General Discussion
In reply to the discussion: Why I think Alan Dershowitz is a contrarian. [View all]cab67
(2,992 posts)With respect to the Kercher family, it's also not unexpected. It's not unusual for a victim and/or the victim's family to continue to believe the person originally convicted of the crime is guilty long after that person is exonerated. Even when the exoneration comes with scientific certainty (e.g. DNA evidence conclusively proves the biological evidence is not from the exoneree). There are all kinds of reasons for this.
After the exoneration of Michael Morton for the murder of his wife in Texas, his wife's family remained frosty toward him. Someone involved in the case said something to the effect that one cannot just drop a hatred as strong as that.

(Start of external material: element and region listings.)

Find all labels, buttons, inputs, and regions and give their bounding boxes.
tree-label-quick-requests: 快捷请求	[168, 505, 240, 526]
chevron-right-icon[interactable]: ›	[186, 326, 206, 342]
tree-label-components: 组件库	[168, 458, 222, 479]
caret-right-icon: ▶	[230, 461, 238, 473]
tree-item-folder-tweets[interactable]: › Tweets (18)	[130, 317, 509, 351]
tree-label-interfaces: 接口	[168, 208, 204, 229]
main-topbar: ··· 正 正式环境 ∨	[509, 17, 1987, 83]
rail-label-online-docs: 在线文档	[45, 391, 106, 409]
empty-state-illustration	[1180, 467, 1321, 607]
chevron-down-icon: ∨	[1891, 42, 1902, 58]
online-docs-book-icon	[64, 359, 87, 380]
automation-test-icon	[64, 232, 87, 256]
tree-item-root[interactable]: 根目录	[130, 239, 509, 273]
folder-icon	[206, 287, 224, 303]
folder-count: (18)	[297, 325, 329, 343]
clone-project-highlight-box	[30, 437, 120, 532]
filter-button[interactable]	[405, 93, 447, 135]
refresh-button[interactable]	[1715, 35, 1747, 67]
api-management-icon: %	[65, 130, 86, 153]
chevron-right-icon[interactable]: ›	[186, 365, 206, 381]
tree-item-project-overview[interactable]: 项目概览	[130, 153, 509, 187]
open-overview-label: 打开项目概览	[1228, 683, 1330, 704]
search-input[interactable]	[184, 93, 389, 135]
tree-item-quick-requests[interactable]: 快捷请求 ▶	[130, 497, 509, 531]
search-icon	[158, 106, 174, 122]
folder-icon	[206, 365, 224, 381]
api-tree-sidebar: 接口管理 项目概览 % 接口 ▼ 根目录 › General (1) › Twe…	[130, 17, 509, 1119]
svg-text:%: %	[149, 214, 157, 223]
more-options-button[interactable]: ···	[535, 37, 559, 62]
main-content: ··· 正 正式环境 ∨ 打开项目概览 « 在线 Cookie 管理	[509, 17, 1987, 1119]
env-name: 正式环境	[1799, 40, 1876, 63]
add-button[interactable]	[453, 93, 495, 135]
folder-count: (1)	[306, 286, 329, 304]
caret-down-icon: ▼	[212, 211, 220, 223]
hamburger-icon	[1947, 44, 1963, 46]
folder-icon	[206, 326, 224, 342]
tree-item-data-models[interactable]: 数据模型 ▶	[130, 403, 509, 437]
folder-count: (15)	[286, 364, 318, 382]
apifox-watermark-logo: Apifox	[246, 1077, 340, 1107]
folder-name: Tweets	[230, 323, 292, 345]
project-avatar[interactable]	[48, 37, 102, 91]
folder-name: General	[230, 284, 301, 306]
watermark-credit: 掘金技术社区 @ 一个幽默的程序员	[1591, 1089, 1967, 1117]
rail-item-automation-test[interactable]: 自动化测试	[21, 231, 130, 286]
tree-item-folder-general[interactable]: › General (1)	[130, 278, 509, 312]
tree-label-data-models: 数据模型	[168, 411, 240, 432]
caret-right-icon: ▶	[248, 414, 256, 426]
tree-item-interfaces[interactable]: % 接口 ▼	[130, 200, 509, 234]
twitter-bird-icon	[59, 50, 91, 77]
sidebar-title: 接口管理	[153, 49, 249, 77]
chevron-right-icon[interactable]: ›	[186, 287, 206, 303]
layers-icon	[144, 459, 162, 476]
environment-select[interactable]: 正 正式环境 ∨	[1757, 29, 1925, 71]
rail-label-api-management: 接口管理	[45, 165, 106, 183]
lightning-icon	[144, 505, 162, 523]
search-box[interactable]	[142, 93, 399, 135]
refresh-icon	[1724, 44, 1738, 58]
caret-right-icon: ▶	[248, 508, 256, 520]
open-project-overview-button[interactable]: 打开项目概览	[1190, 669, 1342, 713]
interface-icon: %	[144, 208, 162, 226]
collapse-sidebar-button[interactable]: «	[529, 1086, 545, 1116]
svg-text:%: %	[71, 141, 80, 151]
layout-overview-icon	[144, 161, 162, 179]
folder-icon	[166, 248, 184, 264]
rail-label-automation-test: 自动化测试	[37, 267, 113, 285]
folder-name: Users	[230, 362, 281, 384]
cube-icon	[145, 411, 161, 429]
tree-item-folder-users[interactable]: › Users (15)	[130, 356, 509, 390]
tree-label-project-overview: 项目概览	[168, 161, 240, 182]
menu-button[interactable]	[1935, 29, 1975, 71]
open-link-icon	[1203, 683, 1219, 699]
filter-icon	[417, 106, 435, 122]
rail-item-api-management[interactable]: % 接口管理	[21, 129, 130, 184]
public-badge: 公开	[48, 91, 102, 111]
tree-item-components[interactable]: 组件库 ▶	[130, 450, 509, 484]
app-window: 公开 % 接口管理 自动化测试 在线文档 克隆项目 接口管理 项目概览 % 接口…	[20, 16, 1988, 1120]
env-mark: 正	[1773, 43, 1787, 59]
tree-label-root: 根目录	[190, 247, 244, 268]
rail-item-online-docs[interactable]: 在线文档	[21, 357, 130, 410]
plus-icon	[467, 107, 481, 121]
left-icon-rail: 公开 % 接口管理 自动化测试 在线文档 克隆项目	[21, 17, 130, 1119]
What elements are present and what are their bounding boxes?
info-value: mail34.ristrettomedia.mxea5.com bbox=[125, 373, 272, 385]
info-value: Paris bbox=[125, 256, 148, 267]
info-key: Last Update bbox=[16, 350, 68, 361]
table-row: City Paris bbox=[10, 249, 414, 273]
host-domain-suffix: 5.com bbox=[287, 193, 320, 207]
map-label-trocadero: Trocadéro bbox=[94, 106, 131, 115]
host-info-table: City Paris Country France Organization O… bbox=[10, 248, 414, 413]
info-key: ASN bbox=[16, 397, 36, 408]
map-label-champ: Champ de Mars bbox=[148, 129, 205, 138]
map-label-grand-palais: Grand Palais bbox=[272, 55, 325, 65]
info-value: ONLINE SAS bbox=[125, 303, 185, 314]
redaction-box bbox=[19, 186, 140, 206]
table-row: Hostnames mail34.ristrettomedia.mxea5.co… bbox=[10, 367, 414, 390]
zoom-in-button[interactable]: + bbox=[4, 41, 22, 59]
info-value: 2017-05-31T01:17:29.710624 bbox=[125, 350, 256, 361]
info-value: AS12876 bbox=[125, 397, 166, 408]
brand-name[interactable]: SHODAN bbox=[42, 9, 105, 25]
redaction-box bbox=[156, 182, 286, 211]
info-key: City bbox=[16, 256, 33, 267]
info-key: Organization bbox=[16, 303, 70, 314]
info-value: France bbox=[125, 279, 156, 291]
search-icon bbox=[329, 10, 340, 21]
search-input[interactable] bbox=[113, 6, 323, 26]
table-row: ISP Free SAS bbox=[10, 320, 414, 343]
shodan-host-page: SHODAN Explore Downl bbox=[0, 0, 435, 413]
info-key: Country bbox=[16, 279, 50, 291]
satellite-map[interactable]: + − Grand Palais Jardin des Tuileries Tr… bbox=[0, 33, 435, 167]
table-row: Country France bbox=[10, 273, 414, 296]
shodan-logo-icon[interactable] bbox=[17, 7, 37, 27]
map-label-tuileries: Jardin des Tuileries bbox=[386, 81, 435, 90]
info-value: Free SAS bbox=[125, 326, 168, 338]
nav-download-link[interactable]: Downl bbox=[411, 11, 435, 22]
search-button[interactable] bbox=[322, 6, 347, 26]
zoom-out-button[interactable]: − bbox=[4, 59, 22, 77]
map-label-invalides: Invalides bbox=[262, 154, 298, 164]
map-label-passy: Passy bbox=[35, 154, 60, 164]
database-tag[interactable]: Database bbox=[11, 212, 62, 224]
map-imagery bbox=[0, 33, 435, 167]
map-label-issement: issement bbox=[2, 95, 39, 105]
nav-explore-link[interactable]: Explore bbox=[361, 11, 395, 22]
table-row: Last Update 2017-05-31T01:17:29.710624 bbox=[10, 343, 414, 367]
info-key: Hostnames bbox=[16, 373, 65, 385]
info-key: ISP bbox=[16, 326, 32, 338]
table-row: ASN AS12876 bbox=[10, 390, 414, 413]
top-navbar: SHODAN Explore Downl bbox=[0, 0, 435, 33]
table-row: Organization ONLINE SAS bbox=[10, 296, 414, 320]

The Kercher family suffered horrifically in three ways. First, their loved one was taken at far-too-young an age, and taken in the most violent way imaginable. Second, law enforcement on the scene bungled the investigation, and the forensic technicians and prosecutors compounded their bungling with bungling of their own. (Video of the on-scene investigation shown at the second trial, but not at the first, actually drew laughter from the spectators - it was that badly bungled.) Third, all of this was played out through a tabloid media that stooped below even their own well-earned reputation for lacking journalistic integrity. I can't imagine a worse convergence of misfortune, and because of how this was all handled by people the Kercher family trusted, they will probably never get peace. My heart really does go out to them.
As for others who think Knox and Sollecito were involved - people believe all kinds of things. They believe 9-11 was an inside job. They believe there really were WMDs in Iraq just before the invasion. They believe vaccines cause autism, chemtrails are a thing, climate change and evolution are Marxist plots to mislead the people, and Trump can read and write.